Google executive chairman Eric Schmidt and billionaire Co-founder Larry Page have teamed up with “Avatar” director James Cameron and other investors to back an ambitious space exploration and natural resources venture.
The fledgling company, called Planetary Resources, will be unveiled at a Tuesday news conference at the Museum of Flight in Seattle.
The company will combine the sectors of “space exploration and natural resources” in a venture that could add “trillions of dollars to the global GDP.”
Planetary Resources will explore the feasibility of mining natural resources from asteroids, a decades-old concept.
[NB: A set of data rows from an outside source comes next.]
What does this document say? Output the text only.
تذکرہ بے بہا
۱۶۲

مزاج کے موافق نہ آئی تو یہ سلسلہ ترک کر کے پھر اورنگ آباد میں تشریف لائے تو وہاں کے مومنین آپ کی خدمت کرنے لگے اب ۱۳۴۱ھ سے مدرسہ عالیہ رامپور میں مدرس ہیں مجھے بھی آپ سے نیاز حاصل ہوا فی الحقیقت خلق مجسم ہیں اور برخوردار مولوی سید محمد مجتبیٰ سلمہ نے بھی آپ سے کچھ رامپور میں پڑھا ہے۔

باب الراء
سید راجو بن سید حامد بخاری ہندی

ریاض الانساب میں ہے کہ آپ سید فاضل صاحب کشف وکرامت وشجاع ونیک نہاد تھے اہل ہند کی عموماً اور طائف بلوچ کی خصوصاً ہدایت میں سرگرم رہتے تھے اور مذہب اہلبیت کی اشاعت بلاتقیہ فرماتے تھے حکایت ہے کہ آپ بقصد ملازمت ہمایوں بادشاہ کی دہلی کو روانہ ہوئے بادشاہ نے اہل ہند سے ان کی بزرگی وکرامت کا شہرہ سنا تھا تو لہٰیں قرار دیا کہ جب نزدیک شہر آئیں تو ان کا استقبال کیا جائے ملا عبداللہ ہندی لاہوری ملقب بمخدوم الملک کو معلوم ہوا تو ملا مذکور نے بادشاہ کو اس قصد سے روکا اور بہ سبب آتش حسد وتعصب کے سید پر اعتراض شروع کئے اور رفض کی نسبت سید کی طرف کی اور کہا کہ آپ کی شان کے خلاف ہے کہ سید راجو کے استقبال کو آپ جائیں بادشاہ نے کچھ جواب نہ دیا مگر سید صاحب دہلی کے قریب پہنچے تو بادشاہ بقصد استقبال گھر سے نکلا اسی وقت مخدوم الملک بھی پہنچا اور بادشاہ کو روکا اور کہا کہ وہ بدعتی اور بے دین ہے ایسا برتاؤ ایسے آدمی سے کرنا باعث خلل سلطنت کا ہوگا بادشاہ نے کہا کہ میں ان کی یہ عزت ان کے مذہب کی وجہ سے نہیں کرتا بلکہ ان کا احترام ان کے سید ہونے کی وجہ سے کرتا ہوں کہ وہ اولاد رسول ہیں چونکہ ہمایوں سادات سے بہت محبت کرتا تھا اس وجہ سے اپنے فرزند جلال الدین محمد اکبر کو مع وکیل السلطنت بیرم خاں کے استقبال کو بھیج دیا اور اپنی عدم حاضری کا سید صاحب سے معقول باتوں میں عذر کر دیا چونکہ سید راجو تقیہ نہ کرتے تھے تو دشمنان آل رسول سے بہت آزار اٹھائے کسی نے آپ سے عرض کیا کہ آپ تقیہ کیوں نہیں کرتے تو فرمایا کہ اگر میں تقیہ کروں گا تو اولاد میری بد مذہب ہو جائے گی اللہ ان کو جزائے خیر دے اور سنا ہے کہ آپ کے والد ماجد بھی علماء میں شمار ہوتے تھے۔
This innovative start-up will create a new industry and a new definition of natural resources, as Reuters stated.
Planetary Resource was co-founded by Eric Anderson, a former NASA Mars mission manager, and Peter Diamandis, the commercial space entrepreneur behind the X-Prize, a competition that offered $10 million to a group that launched a reusable manned spacecraft.
Other notable investors include Charles Simonyi, a former top executive at Microsoft, and K. Ram Shriram, a Google director.
The venture will be the latest foray into the far-flung for Cameron, who was diving last month in a mini-submarine to the deepest spot in the Mariana Trench.
The plot of his 2009 science fiction blockbuster film, “Avatar,” concerned resource mining on alien planets.